APM

>Agent Skill

@qwibitai/add-voice-transcription

skilldevelopment

Add voice message transcription to NanoClaw using OpenAI's Whisper API. Automatically transcribes WhatsApp voice notes so the agent can read and respond to them.

apm::install
$apm install @qwibitai/add-voice-transcription
apm::skill.md
---
name: add-voice-transcription
description: Add voice message transcription to NanoClaw using OpenAI's Whisper API. Automatically transcribes WhatsApp voice notes so the agent can read and respond to them.
---

# Add Voice Transcription

This skill adds automatic voice message transcription to NanoClaw's WhatsApp channel using OpenAI's Whisper API. When a voice note arrives, it is downloaded, transcribed, and delivered to the agent as `[Voice: <transcript>]`.

## Phase 1: Pre-flight

### Check if already applied

Check if `src/transcription.ts` exists. If it does, skip to Phase 3 (Configure). The code changes are already in place.

### Ask the user

Use `AskUserQuestion` to collect information:

AskUserQuestion: Do you have an OpenAI API key for Whisper transcription?

If yes, collect it now. If no, direct them to create one at https://platform.openai.com/api-keys.

## Phase 2: Apply Code Changes

**Prerequisite:** WhatsApp must be installed first (`skill/whatsapp` merged). This skill modifies WhatsApp channel files.
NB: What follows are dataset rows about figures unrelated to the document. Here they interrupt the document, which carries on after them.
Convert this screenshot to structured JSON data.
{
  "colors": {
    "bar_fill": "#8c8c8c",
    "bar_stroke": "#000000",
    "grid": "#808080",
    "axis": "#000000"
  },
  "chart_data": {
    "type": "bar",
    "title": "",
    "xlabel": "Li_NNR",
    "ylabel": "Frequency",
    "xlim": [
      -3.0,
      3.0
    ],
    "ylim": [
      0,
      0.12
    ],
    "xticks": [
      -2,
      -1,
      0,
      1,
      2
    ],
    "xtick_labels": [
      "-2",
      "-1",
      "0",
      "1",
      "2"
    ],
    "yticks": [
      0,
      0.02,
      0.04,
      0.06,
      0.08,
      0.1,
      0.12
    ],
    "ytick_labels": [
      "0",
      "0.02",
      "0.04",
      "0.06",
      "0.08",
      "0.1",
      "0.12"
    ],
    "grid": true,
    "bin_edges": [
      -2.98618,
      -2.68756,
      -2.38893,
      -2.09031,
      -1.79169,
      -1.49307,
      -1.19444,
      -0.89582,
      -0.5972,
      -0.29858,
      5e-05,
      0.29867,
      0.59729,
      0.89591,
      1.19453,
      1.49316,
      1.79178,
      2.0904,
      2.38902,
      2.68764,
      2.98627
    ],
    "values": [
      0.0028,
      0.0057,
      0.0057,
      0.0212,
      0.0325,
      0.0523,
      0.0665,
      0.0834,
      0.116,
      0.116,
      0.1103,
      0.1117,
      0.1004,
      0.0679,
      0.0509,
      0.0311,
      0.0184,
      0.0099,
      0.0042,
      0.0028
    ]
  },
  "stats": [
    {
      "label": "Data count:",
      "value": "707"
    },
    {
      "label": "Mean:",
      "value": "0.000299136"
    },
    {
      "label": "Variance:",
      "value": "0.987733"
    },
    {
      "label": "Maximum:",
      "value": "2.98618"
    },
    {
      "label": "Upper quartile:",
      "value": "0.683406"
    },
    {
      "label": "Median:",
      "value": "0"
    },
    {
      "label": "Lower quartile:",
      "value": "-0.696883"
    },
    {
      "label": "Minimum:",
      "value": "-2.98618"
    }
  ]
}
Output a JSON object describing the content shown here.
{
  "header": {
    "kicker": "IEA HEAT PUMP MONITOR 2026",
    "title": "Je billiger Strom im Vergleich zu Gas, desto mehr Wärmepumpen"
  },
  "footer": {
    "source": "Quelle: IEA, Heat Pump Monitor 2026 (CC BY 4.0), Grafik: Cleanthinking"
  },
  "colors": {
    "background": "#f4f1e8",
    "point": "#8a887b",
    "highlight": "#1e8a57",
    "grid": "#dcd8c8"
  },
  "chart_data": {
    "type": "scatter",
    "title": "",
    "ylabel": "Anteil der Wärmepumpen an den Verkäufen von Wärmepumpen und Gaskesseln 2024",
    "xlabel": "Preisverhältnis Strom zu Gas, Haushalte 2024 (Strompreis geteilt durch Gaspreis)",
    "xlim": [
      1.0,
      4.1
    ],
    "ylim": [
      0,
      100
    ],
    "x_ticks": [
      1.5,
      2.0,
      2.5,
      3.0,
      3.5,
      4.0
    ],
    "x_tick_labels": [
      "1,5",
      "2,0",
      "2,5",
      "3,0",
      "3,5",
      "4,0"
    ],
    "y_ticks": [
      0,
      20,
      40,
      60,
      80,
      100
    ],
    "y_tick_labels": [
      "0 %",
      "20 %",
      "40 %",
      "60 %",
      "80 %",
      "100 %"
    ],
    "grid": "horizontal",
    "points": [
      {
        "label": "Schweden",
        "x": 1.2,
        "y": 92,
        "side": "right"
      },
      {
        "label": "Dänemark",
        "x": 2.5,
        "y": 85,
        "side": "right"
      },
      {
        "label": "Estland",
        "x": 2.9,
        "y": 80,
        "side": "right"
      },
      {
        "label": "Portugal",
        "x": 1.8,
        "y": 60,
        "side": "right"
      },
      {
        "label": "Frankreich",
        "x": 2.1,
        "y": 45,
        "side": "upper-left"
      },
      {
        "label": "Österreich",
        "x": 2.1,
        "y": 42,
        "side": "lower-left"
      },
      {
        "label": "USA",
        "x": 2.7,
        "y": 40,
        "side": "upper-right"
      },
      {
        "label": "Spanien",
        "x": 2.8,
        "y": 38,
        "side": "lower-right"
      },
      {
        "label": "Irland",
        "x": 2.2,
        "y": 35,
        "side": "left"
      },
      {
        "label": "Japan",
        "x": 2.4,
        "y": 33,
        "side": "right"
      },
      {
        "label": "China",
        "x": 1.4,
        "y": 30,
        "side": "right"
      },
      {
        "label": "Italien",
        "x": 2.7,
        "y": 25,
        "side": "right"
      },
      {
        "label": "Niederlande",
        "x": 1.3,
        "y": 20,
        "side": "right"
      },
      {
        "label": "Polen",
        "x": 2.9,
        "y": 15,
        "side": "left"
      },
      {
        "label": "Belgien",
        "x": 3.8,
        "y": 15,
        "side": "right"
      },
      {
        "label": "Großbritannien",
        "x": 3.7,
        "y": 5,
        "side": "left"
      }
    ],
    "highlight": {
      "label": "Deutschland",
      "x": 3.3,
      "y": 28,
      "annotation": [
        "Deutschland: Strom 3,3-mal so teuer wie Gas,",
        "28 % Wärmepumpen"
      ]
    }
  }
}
### Ensure WhatsApp fork remote

```bash
git remote -v
```

If `whatsapp` is missing, add it:

```bash
git remote add whatsapp https://github.com/qwibitai/nanoclaw-whatsapp.git
```

### Merge the skill branch

```bash
git fetch whatsapp skill/voice-transcription
git merge whatsapp/skill/voice-transcription || {
  git checkout --theirs package-lock.json
  git add package-lock.json
  git merge --continue
}
```

This merges in:
- `src/transcription.ts` (voice transcription module using OpenAI Whisper)
- Voice handling in `src/channels/whatsapp.ts` (isVoiceMessage check, transcribeAudioMessage call)
- Transcription tests in `src/channels/whatsapp.test.ts`
- `openai` npm dependency in `package.json`
- `OPENAI_API_KEY` in `.env.example`

If the merge reports conflicts, resolve them by reading the conflicted files and understanding the intent of both sides.

### Validate code changes

```bash
npm install --legacy-peer-deps
npm run build
npx vitest run src/channels/whatsapp.test.ts
```

All tests must pass and build must be clean before proceeding.

## Phase 3: Configure

### Get OpenAI API key (if needed)

If the user doesn't have an API key:

> I need you to create an OpenAI API key:
>
> 1. Go to https://platform.openai.com/api-keys
> 2. Click "Create new secret key"
> 3. Give it a name (e.g., "NanoClaw Transcription")
> 4. Copy the key (starts with `sk-`)
>
> Cost: ~$0.006 per minute of audio (~$0.003 per typical 30-second voice note)

Wait for the user to provide the key.

### Add to environment

Add to `.env`:

```bash
OPENAI_API_KEY=<their-key>
```

Sync to container environment:

```bash
mkdir -p data/env && cp .env data/env/env
```

The container reads environment from `data/env/env`, not `.env` directly.

### Build and restart

```bash
npm run build
launchctl kickstart -k gui/$(id -u)/com.nanoclaw  # macOS
# Linux: systemctl --user restart nanoclaw
```

## Phase 4: Verify

### Test with a voice note

Tell the user:

> Send a voice note in any registered WhatsApp chat. The agent should receive it as `[Voice: <transcript>]` and respond to its content.

### Check logs if needed

```bash
tail -f logs/nanoclaw.log | grep -i voice
```

Look for:
- `Transcribed voice message` — successful transcription with character count
- `OPENAI_API_KEY not set` — key missing from `.env`
- `OpenAI transcription failed` — API error (check key validity, billing)
- `Failed to download audio message` — media download issue

## Troubleshooting

### Voice notes show "[Voice Message - transcription unavailable]"

1. Check `OPENAI_API_KEY` is set in `.env` AND synced to `data/env/env`
2. Verify key works: `curl -s https://api.openai.com/v1/models -H "Authorization: Bearer $OPENAI_API_KEY" | head -c 200`
3. Check OpenAI billing — Whisper requires a funded account

### Voice notes show "[Voice Message - transcription failed]"

Check logs for the specific error. Common causes:
- Network timeout — transient, will work on next message
- Invalid API key — regenerate at https://platform.openai.com/api-keys
- Rate limiting — wait and retry

### Agent doesn't respond to voice notes

Verify the chat is registered and the agent is running. Voice transcription only runs for registered groups.